America is overweight. With people moving less and consuming more junk food and highly-sweetened beverages, a population with 26% overweight prevalance is not surprising. As it is not easy to drive people to visit gyms or ride their bikes more often, making them consume less sugary beverages may be a measure against obesity and, at the same time, increase much needed revenues.
A new study from the Duke National University of Singapore Graduate Medical School, however, found that imposing 20 or 40% taxes on sweetened beverages „would lead to only minimal weight loss among most people and would have no effect on weight among consumers in the highest and lowest income groups“.
The researchers used American database on beverage purchases from stores and household consumption and employed statistical techniques to come up how changes in prices affect buying habits. They also calculated weight losses due to reduction of beverage consumption as a result of tax increase and weight gains due to brand switches.
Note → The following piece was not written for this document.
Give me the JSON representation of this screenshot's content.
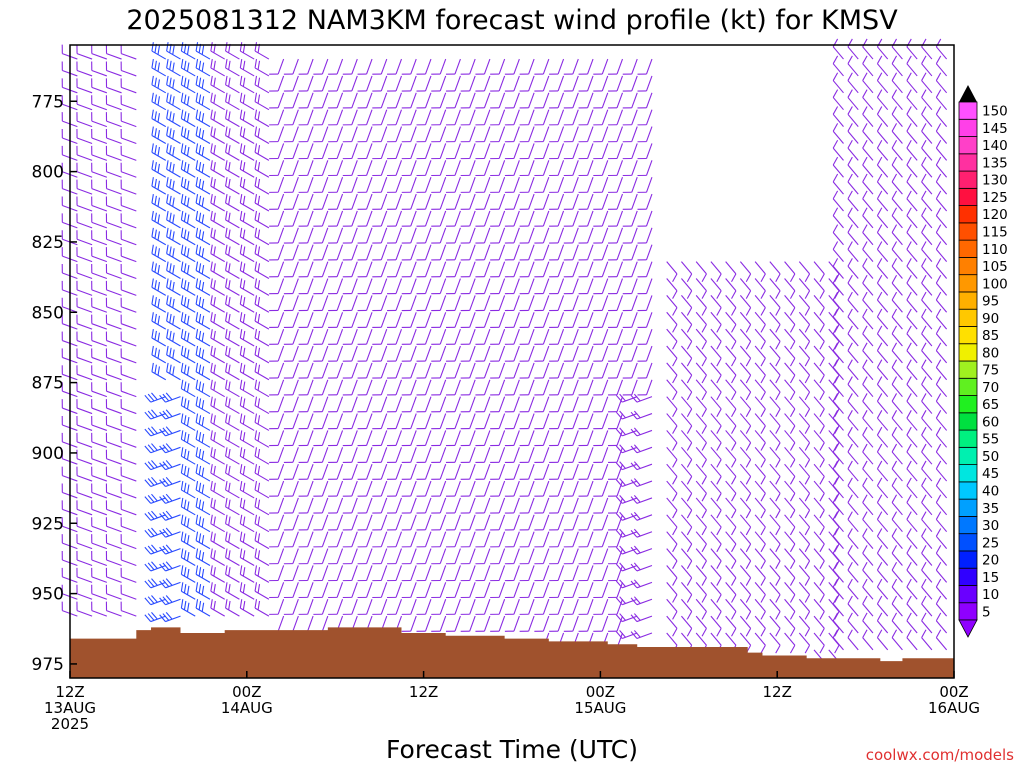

Their computations show that a 20% sales tax would generate $1.5 billion a year and a 40% tax, $25 billion a year, which, as another economist commented, may be regressive as people from lower income groups pay a higher proportion of these taxes. However, since generic beverages are much cheaper, low-income groups buy more of these brands. The researchers stated that these groups would actually account only for „20 percent of total tax revenue whereas those in each of the two middle income and high income groups would contribute 25 and 30 percent of the total, respectively.“ This switching to cheaper sweetened beverages would generate a calorie reduction of 6.9 per day, which is just equivalent to 0.7 pounds a year per household member while a 40% tax would reduce calories of 12.5 a day amounting to 1.3 pounds a year. These figures are not really significant. However, according to Finkelstein, the study’s lead researcher, any strategy that fights obesity should be considered however modest. It should also be noted that the data considered were all based on purchases from stores. Purchases from restaurants and vending machines were not included. Who knows? If sodas get unaffordable from school vending machines, kids would start drinking water and fruit juices, like it used to be. Like it’s suppose to be.